Конструируя политический миф, политтехнологи создают как образ «сил добра», так и их противника, «империи зла». Так, Советский Союз в пропаганде США времен Рейгана был представлен не просто как геополитический и идеологический противник, а как воплощение зла, как враг человечества, которому должна быть объявлена священная война. Против СССР был объявлен «крестовый поход», в пропаганде которого активно участвовал сам римский папа. Холодная война на ее последнем этапе приобрела черты религиозной войны с державой, якобы поправшей нормы христианства. В обращении же к тем, кто исповедовал иудаизм, СССР уподоблялся «Египту», из которого евреи должны совершить «Исход».
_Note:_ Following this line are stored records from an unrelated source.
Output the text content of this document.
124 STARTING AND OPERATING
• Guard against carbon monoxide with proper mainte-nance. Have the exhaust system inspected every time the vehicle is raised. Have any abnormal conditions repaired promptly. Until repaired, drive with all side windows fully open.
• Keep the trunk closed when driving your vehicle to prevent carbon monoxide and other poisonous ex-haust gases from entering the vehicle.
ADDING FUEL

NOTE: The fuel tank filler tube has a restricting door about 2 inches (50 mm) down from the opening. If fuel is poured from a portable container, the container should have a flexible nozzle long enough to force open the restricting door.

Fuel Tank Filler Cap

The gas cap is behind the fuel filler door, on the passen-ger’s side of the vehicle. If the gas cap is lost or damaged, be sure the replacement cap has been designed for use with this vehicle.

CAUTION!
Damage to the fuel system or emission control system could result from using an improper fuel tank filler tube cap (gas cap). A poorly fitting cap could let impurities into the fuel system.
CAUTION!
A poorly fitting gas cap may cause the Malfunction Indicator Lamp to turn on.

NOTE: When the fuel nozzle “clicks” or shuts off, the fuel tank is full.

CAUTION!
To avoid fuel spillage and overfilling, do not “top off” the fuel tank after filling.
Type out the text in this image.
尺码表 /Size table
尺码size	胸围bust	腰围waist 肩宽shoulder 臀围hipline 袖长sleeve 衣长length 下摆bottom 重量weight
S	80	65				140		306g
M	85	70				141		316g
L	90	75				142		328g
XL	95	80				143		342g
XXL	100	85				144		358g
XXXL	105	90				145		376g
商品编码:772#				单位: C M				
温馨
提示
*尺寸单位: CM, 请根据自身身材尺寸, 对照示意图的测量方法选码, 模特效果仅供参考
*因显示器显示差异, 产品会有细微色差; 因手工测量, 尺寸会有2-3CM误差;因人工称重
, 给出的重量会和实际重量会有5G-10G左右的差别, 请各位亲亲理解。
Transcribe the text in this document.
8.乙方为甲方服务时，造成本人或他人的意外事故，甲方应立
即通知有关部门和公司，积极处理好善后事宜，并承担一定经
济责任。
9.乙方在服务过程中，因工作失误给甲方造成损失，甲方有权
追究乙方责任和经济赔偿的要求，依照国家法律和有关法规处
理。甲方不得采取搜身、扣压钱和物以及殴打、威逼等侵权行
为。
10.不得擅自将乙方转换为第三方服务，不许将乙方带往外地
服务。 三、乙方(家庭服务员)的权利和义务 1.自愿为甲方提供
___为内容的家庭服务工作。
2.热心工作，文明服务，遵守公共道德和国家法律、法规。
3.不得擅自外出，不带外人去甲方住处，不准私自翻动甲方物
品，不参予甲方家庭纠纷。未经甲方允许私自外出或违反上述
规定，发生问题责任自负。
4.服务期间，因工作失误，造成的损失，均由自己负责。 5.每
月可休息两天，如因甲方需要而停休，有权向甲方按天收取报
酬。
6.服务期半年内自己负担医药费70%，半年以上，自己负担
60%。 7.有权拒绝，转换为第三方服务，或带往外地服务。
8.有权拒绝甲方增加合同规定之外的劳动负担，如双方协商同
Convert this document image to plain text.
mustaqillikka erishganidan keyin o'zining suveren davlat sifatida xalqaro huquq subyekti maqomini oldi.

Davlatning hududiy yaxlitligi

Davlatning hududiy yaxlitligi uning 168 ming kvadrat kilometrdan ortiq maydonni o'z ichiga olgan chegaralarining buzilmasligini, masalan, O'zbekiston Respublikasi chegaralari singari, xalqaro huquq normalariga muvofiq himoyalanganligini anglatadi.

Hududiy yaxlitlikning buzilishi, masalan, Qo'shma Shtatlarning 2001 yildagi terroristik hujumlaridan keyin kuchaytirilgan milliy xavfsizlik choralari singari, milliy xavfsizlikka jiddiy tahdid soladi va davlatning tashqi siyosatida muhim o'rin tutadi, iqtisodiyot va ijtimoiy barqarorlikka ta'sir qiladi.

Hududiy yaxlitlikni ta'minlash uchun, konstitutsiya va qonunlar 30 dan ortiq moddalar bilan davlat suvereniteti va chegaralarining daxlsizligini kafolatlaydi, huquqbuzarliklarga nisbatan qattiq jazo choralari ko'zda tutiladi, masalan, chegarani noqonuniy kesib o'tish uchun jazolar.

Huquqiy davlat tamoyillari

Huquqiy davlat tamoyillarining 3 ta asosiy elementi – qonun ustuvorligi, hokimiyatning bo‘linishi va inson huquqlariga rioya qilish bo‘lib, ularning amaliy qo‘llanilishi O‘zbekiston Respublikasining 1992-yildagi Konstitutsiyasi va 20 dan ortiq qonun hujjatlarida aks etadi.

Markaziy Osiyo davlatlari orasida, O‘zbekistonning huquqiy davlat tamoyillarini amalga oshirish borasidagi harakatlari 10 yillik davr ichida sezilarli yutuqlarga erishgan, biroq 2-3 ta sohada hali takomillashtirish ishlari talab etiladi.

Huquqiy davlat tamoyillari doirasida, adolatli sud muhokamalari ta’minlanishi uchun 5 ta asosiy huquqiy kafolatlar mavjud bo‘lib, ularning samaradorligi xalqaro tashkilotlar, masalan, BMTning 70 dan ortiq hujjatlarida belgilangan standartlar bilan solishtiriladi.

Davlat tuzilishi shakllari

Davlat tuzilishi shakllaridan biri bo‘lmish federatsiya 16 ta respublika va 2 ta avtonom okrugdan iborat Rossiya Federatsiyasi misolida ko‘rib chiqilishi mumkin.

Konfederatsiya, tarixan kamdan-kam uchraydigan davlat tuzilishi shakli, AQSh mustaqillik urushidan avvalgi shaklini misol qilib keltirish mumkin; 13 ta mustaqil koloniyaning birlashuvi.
Такие мифы, конечно, редко становятся частью долговременной традиции, входящей в ядро культуры (подобно мифам Древней Греции или былинам об Илье Муромце). Однако в текущей мозаичной массовой культуре они могут занимать большое место, а главное, они решают конкретные задачи по манипуляции сознанием. Г. Лассуэлл дает такое определение: «Политический миф – это комплекс идей, которые массы готовы рассматривать в качестве истинных независимо оттого, истинны они или ложны в действительности». Проблема ложности или истинности при этом исключается.
Вот пример маленького, конъюнктурного политического мифа. С конца 80-х годов в течение десяти лет в сознание нагнетался миф, будто Ленин в строительстве советского государства опирался на «чернь», на отсталое мышление. Редкий демократический политик или журналист не помянул Ленина, который, якобы, заявил, что «кухарка может и должна управлять государством». Возникла даже привычная метафора «ленинской кухарки».
При этом не обошлось без прямого обмана («черной пропаганды»). В действительности В.И.Ленин писал в известной работе «Удержат ли большевики государственную власть» (т. 34, с. 315): «Мы не утописты. Мы знаем, что любой чернорабочий и любая кухарка не способны сейчас же вступить в управление государством. В этом мы согласны и с кадетами, и с Брешковской, и с Церетели».
Таким образом, Ленин говорит совершенно противоположное тому, что ему приписывала буквально вся демократическая пресса и во что поверила почти вся интеллигенция. Более того, он специально заостряет проблему, чтобы показать, насколько огрубляют ее либералы и меньшевики. Для него кажется очевидным, что любая кухарка не способна [находясь в состоянии кухарки] управлять государством (верить в это, по словам Ленина, было бы утопией). О том, что кухарка должна управлять государством, нет и речи.